A month of being dumb.

a retrospective of how and why I changed my job.

Change the room

Changing the room is a non-trivial task. It's one of those things that sound easily achievable and yet they're not. Over the last 6 years, I've been teaching myself that feeling comfortable is a bad thing. It's counterintuitive and that's what makes it hard.

We look forward to both mental and physical comfort. Embracing comfort is one of the easiest paths to mediocrity and that's why I try to avoid it. Or at least in the long term.

I've had many opportunities to change my job. Being a young white male programmer has made me pretty hirable through the years. (Although I may not agree completely with that - it's a fact). Most offers that came through I passed on because I felt comfortable where I'm at. I wasn't the "smartest" one in the room but still - I was fairly comfortable at my position. In retrospective - I wasn't learning new stuff as quickly as I could have.

That's when I made the jump. I changed the room. I left my job at a Gamedev studio and started working in a "late-stage" Fintech startup. And oh boy - it was scary.

I've been on the edge of my seat for the last X months. I feel stupid on a regular basis (98% of the day). And I started to feel like I'm growing rapidly once again. Some examples include figuring out a face of Git I never knew existed, managing to implement stuff I've only read about in Martin Fowler's books, grasping together a huge toolset that accomplishes one single task etc.
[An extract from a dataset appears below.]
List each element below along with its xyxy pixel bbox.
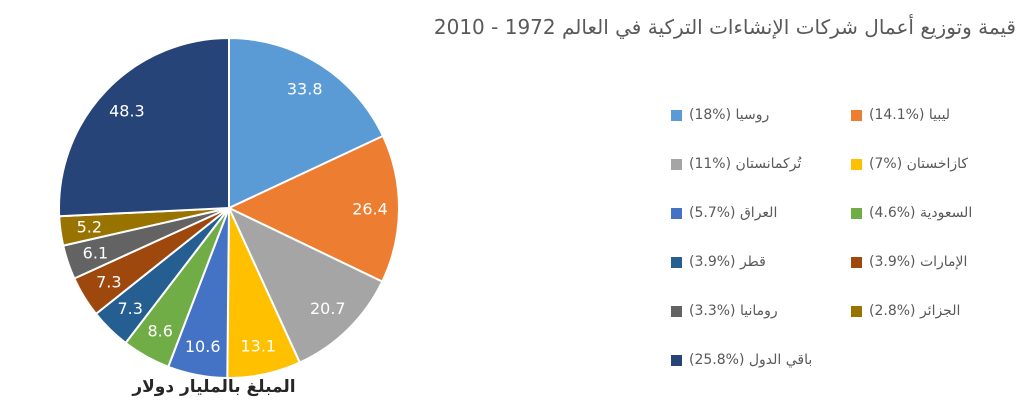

It's the most unintentional fun I've had in the past year!

"Changing the room" sounds easy and straightforward on paper but in reality is just another complicated process one can (and probably should) master. Having meaningful work (and life) relationships and extracting as much value as possible from them is a balancing act that pays off immensely in the long run.
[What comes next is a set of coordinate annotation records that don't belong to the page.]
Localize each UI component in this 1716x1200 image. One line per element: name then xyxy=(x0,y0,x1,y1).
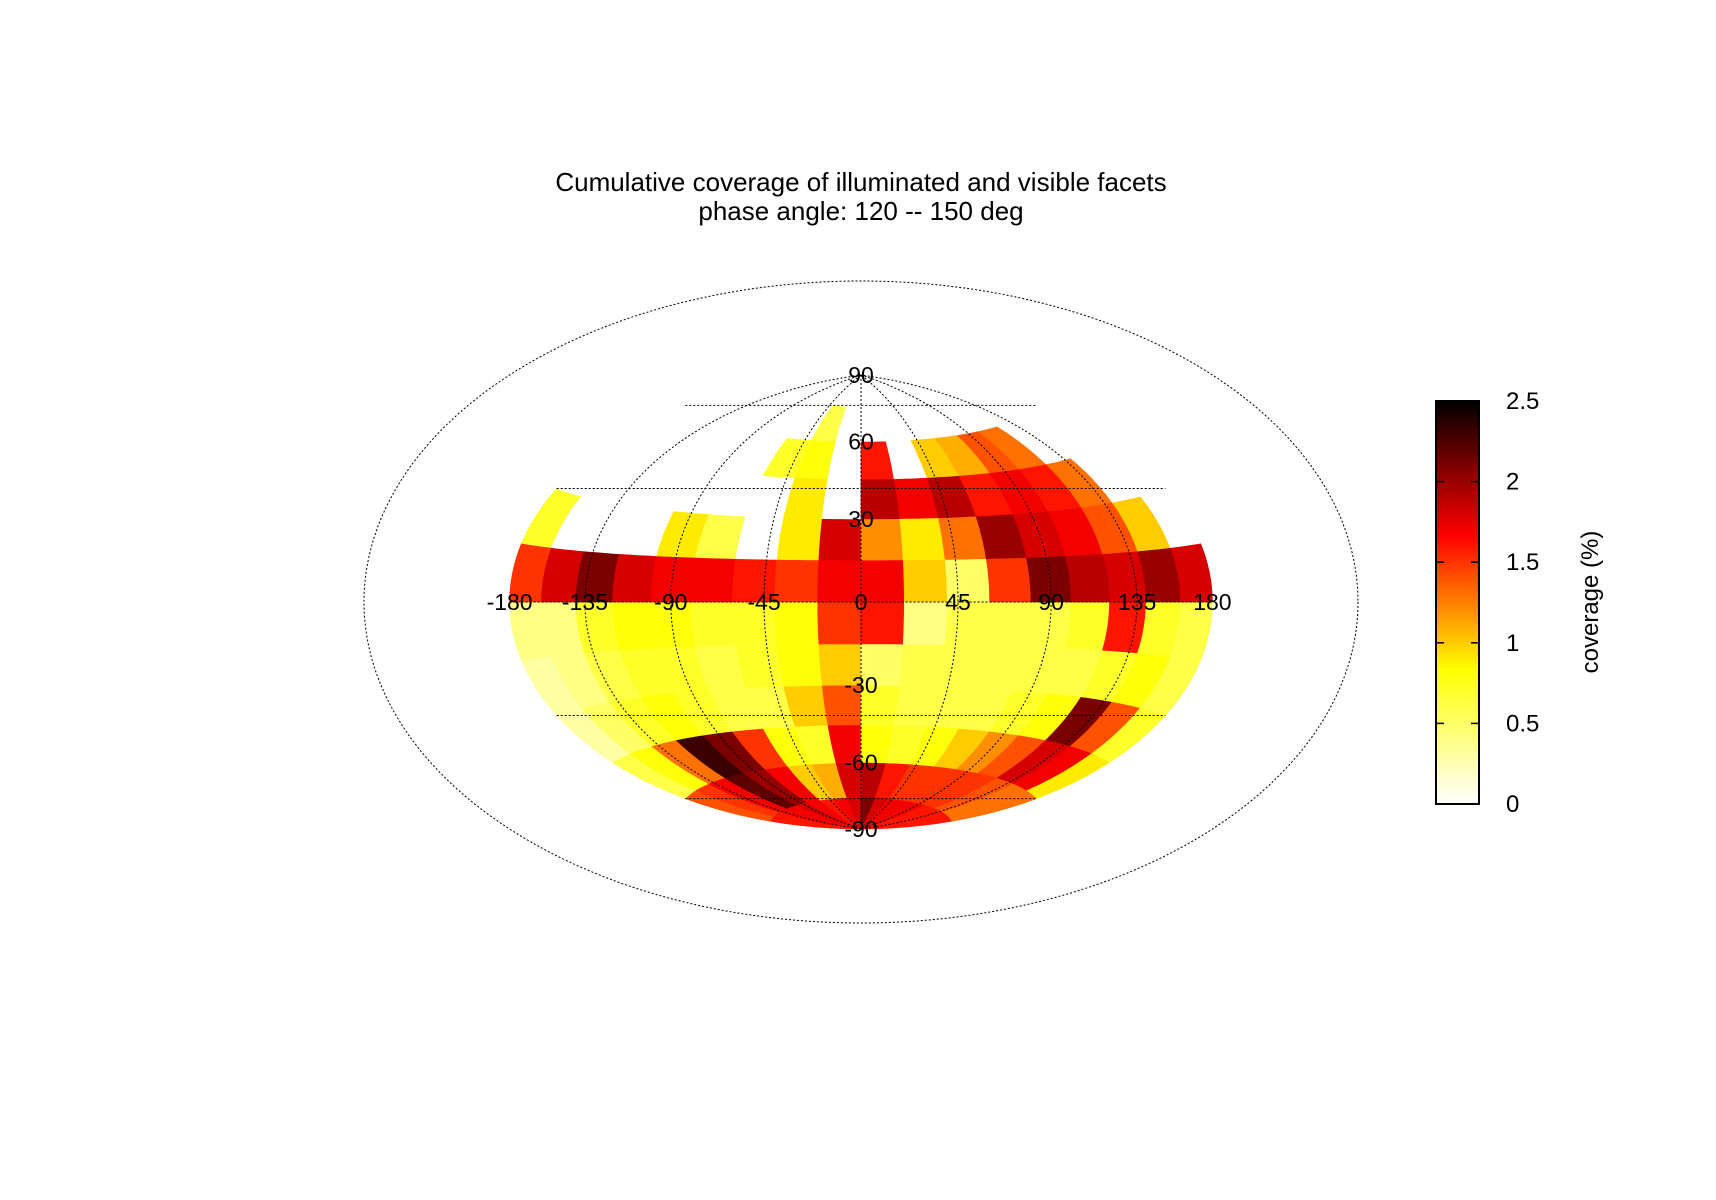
longitude-tick-label: 135 xyxy=(1118,589,1156,615)
heatmap-cell xyxy=(985,601,1032,647)
heatmap-cell xyxy=(860,374,953,388)
heatmap-cell xyxy=(899,517,946,561)
meridian-line xyxy=(763,374,862,830)
longitude-tick-label: -135 xyxy=(562,589,608,615)
heatmap-cell xyxy=(774,601,820,645)
heatmap-cell xyxy=(612,553,658,603)
colorbar-tick-label: 1.5 xyxy=(1506,549,1539,576)
longitude-tick-label: -180 xyxy=(487,589,533,615)
heatmap-cell xyxy=(1064,553,1110,603)
longitude-tick-label: 180 xyxy=(1193,589,1231,615)
latitude-tick-label: -30 xyxy=(844,672,877,698)
graticule xyxy=(509,374,1213,830)
colorbar: 0 0.5 1 1.5 2 2.5 coverage (%) xyxy=(1435,388,1604,818)
heatmap-cells xyxy=(509,374,1213,830)
heatmap-cell xyxy=(899,643,946,687)
latitude-tick-label: 60 xyxy=(848,429,874,455)
latitude-tick-label: 30 xyxy=(848,506,874,532)
meridian-line xyxy=(860,374,1138,830)
colorbar-tick-label: 0 xyxy=(1506,791,1519,818)
chart-subtitle: phase angle: 120 -- 150 deg xyxy=(698,196,1023,226)
axis-tick-labels: -180 -135 -90 -45 0 45 90 135 180 90 60 30 -30 -60 -90 xyxy=(487,362,1232,842)
heatmap-cell xyxy=(1064,601,1110,651)
heatmap-cell xyxy=(860,559,905,603)
heatmap-cell xyxy=(985,557,1032,603)
heatmap-cell xyxy=(690,557,737,603)
heatmap-cell xyxy=(690,601,737,647)
heatmap-cell xyxy=(902,601,948,645)
heatmap-cell xyxy=(776,517,823,561)
heatmap-cell xyxy=(776,643,823,687)
longitude-tick-label: 45 xyxy=(945,589,971,615)
longitude-tick-label: 90 xyxy=(1038,589,1064,615)
colorbar-label: coverage (%) xyxy=(1577,531,1604,674)
colorbar-scale xyxy=(1435,400,1480,805)
chart-title: Cumulative coverage of illuminated and v… xyxy=(555,167,1166,197)
meridian-line xyxy=(584,374,862,830)
longitude-tick-label: -45 xyxy=(747,589,780,615)
latitude-tick-label: 90 xyxy=(848,362,874,388)
colorbar-tick-label: 0.5 xyxy=(1506,710,1539,737)
longitude-tick-label: -90 xyxy=(654,589,687,615)
heatmap-cell xyxy=(902,559,948,603)
heatmap-cell xyxy=(612,601,658,651)
colorbar-tick-label: 2.5 xyxy=(1506,388,1539,415)
heatmap-cell xyxy=(774,559,820,603)
longitude-tick-label: 0 xyxy=(855,589,868,615)
meridian-line xyxy=(860,374,959,830)
colorbar-tick-label: 2 xyxy=(1506,469,1519,496)
heatmap-cell xyxy=(860,601,905,645)
map-boundary xyxy=(363,280,1359,924)
colorbar-ticks: 0 0.5 1 1.5 2 2.5 xyxy=(1436,388,1539,818)
colorbar-tick-label: 1 xyxy=(1506,630,1519,657)
latitude-tick-label: -60 xyxy=(844,750,877,776)
latitude-tick-label: -90 xyxy=(844,816,877,842)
My advice - Explore your options and just jump. You'll figure the details out eventually.

Question authority

Being the new guy is as easy as it is hard. Playing dumb is one of the easiest things you could do. But when everyone treats you like the new guy - you have to be the one that sculpts his own image in front of the others. And that can't happen without stepping on some toes.

The new environment (in my case - the new job) is already filled with people that have established some rules and a hierarchy they play along with. And as things go - nothing is set in stone. Just because someone has been in the company X years more than you doesn't mean that you shouldn't hit them with an uncomfortable question.

My advice - just make sure it is the right question. Go the extra mile to make your research and put some extra effort into gathering as much context as you can before asking the question. You could also think of some of the probable answers and come up with the right following questions. The fear is what is going to stop you. It's also the thing that'll prevent you from progressing.

People would much rather admire you for asking the right questions than punish you for not taking authority into account.

Embrace the irony

Not so long ago I was appalled by the idea of working for a Fintech startup. It seemed that everyone around me was working in one! "Pshh, working in Fintech is so mainstream!"

Well, fast-forward several years and that's what I'm doing now. And I love it. Not because it's the best job in the world or it's the most interesting domain out there. I love it because it feels like the "right" job right now for me and it's challenging enough so that it keeps me growing at a steady pace.

My last advice - Don't be quick to dismiss stuff you know nothing about. You'll find interesting problems to solve in even the most seemingly dull places.